Lastly, I wanted to tie this up in a neat bow by bringing what love I have for horror back to its roots. Resident Evil 4 is hands-down one of my all time favorite games. I've probably at least half a dozen playthroughs since I scared the hell out of myself with it at 13. In all of this talk and mediocre Paint.net renderings of about these movies, it became abundantly clear where this my idea of a survival-horror narrative arc originated.

For you unawares, the TL;DR for this game is essentially that you're a special agent sent to a desolate village in Spain trying to find the president's daughter. Once you get there, we learn that everyone in this countryside is involved in some cult/zombie-like-parasite thing that's bad news bears.

By the numbers:

(1) You

  • The first scene of the game is our disinterested protagonist talking vaguely about his edgy past and current mission.

----FEAR OF THE UNKNOWN----

(2) Need

  • Your car stalls and you stop to ask for directions. Before you know it, there's a dude rushing you down with an axe.

(3) Go

  • You take care of the local and his friends outside, but your ride got chucked down a canyon. You call back to home base and they tell you to just keep moving.

(4) Search

  • And that's when shit gets out of hand.
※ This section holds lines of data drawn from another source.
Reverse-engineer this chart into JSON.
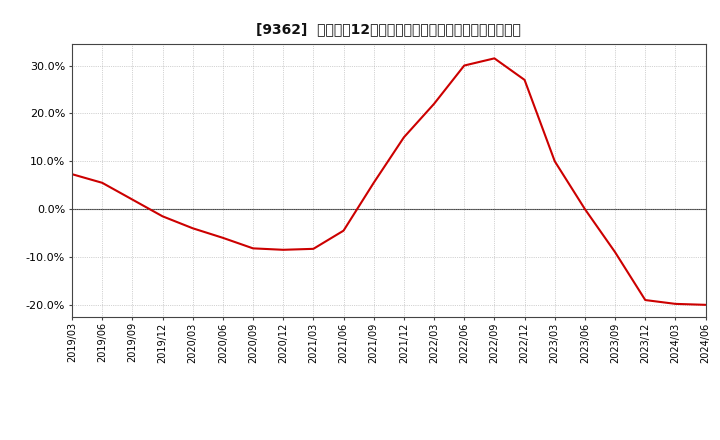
{
  "title": "[9362]  売上高の12か月移動合計の対前年同期増減率の推移",
  "line_color": "#cc0000",
  "background_color": "#ffffff",
  "plot_bg_color": "#ffffff",
  "grid_color": "#aaaaaa",
  "ylim": [
    -0.225,
    0.345
  ],
  "yticks": [
    -0.2,
    -0.1,
    0.0,
    0.1,
    0.2,
    0.3
  ],
  "dates": [
    "2019/03",
    "2019/06",
    "2019/09",
    "2019/12",
    "2020/03",
    "2020/06",
    "2020/09",
    "2020/12",
    "2021/03",
    "2021/06",
    "2021/09",
    "2021/12",
    "2022/03",
    "2022/06",
    "2022/09",
    "2022/12",
    "2023/03",
    "2023/06",
    "2023/09",
    "2023/12",
    "2024/03",
    "2024/06"
  ],
  "values": [
    0.073,
    0.055,
    0.02,
    -0.015,
    -0.04,
    -0.06,
    -0.082,
    -0.085,
    -0.083,
    -0.045,
    0.055,
    0.15,
    0.22,
    0.3,
    0.315,
    0.27,
    0.1,
    0.0,
    -0.09,
    -0.19,
    -0.198,
    -0.2
  ]
}
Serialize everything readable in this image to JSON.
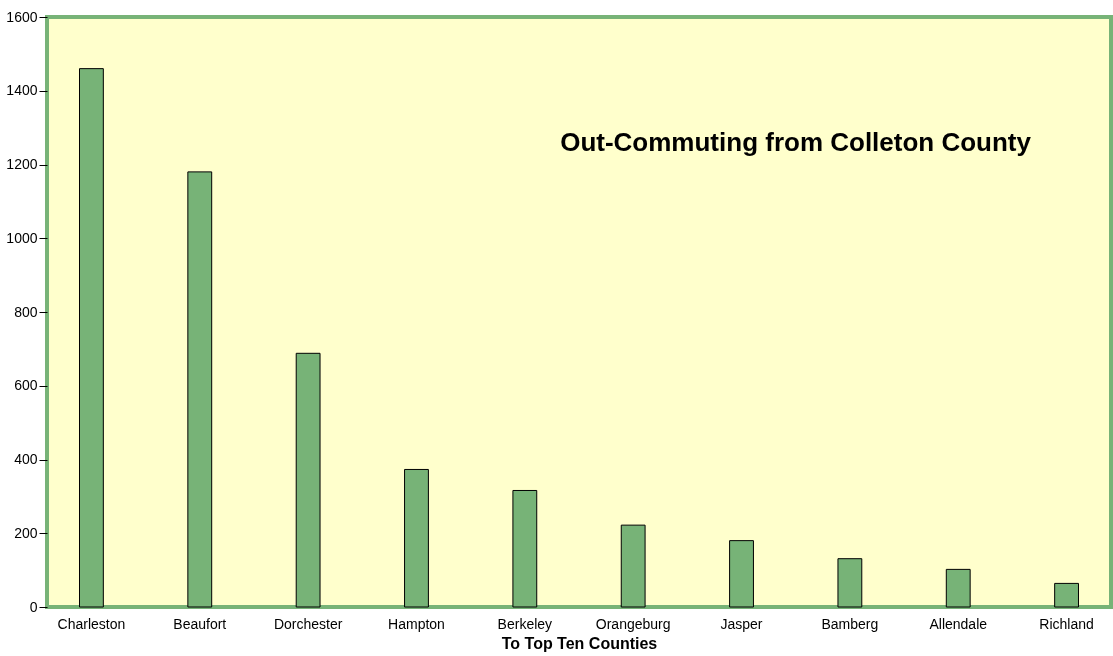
{
  "chart_data": {
    "type": "bar",
    "title": "Out-Commuting from Colleton County",
    "xlabel": "To Top Ten Counties",
    "categories": [
      "Charleston",
      "Beaufort",
      "Dorchester",
      "Hampton",
      "Berkeley",
      "Orangeburg",
      "Jasper",
      "Bamberg",
      "Allendale",
      "Richland"
    ],
    "values": [
      1460,
      1180,
      688,
      373,
      316,
      222,
      180,
      131,
      102,
      64
    ],
    "color": "#77b377",
    "ylim": [
      0,
      1600
    ],
    "yticks": [
      0,
      200,
      400,
      600,
      800,
      1000,
      1200,
      1400,
      1600
    ],
    "grid": false
  }
}
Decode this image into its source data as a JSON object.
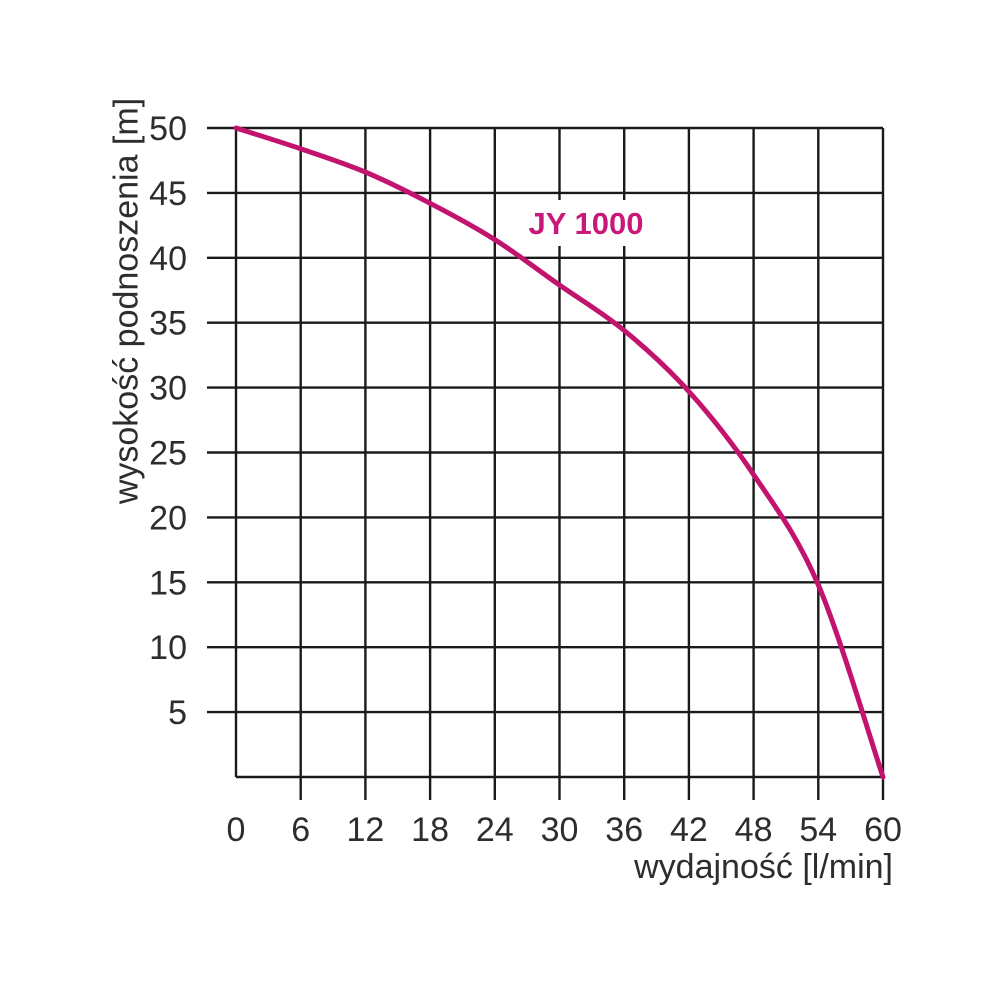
{
  "chart_data": {
    "type": "line",
    "title": "JY 1000",
    "xlabel": "wydajność [l/min]",
    "ylabel": "wysokość podnoszenia [m]",
    "xlim": [
      0,
      60
    ],
    "ylim": [
      0,
      50
    ],
    "x_ticks": [
      0,
      6,
      12,
      18,
      24,
      30,
      36,
      42,
      48,
      54,
      60
    ],
    "y_ticks": [
      5,
      10,
      15,
      20,
      25,
      30,
      35,
      40,
      45,
      50
    ],
    "grid": true,
    "legend_position": "inline-label-on-curve",
    "series": [
      {
        "name": "JY 1000",
        "x": [
          0,
          6,
          12,
          18,
          24,
          30,
          36,
          42,
          48,
          54,
          60
        ],
        "y": [
          50,
          48.4,
          46.6,
          44.2,
          41.4,
          37.9,
          34.4,
          29.7,
          23.3,
          14.8,
          0
        ]
      }
    ],
    "colors": {
      "curve": "#c2146e",
      "series_label": "#c8197a",
      "grid": "#1a1a1a",
      "text": "#2d2d2d",
      "background": "#ffffff"
    }
  }
}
The hostile locals seem to take super-human amount of ammunition to take down, and they're communicating and using tools.

And I'm having heart palpitations

----ADJUSTMENT TO THE HORROR----

(5) Find

  • After hours of killing monster-parasite-ridden zombies, you find her. Now instead of running through everything all Willy Nilly, you've got to consider how to escort a civilian through hell.

You know in hindsight, this game isn't very empowering...

  • Soon thereafter, you're thrust into Act two of this game. Huge tonal shift. The infected stop looking like schlubby villagers, and trade up for cultist robes and scythes, and you're now exploring a huge gothic castle full of puzzles, suits of armor that attack, and whatever the hell this guy is.

  • You meet the Big Evil Bad Guy and oh, hey, he nabs Ashley (again) and takes her to some random-ass island. Narratively, this chunk seems like a sliver, but in reality, it's about a third of the playtime.

(6) Take

  • You get Ashley back (again), she bolts you into a chair and shocks the hell out of you to kill the parasite you're infected with, in a refreshing role reversal.

----FIGHT BACK----

  • And then you've gotta get off the island. Another huge tonal shift, accentuated by the fact that RE4 was so damn big that this was the point where you'd have to pop in Disc 2 to keep playing. But it doesn't even feel like the same game. You're basically Rambo pulling such ridiculous acts as

Firefights with zombie chaingun commandos

Cat and mouse battle with super soldier with a blade for an arm

Literally taking an item called "Super Rocket Launcher" with you into the final boss battle.

(7) Return - After you noob tube the final boss, you escape the island through a buggy jetski minigame

An accidentally on-the-nose interpretation of Campbell's Magic Flight

(8) Change

  • Finally, like any classic western, he pops a heck-a sweet wheelie on his steed before riding off into the sunset. The writers just phoning it in at this point. Roll credits.
  • Thus we complete the hero's journey from a zone of comfort, through a bunch of Game of the Year awards, and ultimately to the friendzone.

M'lady.

Thanks for Scrolling this Far!

I'd shelved this blog post for longer than I care to admit-- it's been a crazy few months. Not to mention my concern that I'd stumbled across a way to look at movies more needlessly convoluted than my American Beauty write up, so I more or less gave up.

Of course, recently watching the Evil Dead series for the first time, it was obvious to me that the arc of the 3 movies fit this idea perfectly.

Because nothing says "Act 3: Fight Back" quite like a dude with a chansaw for an arm.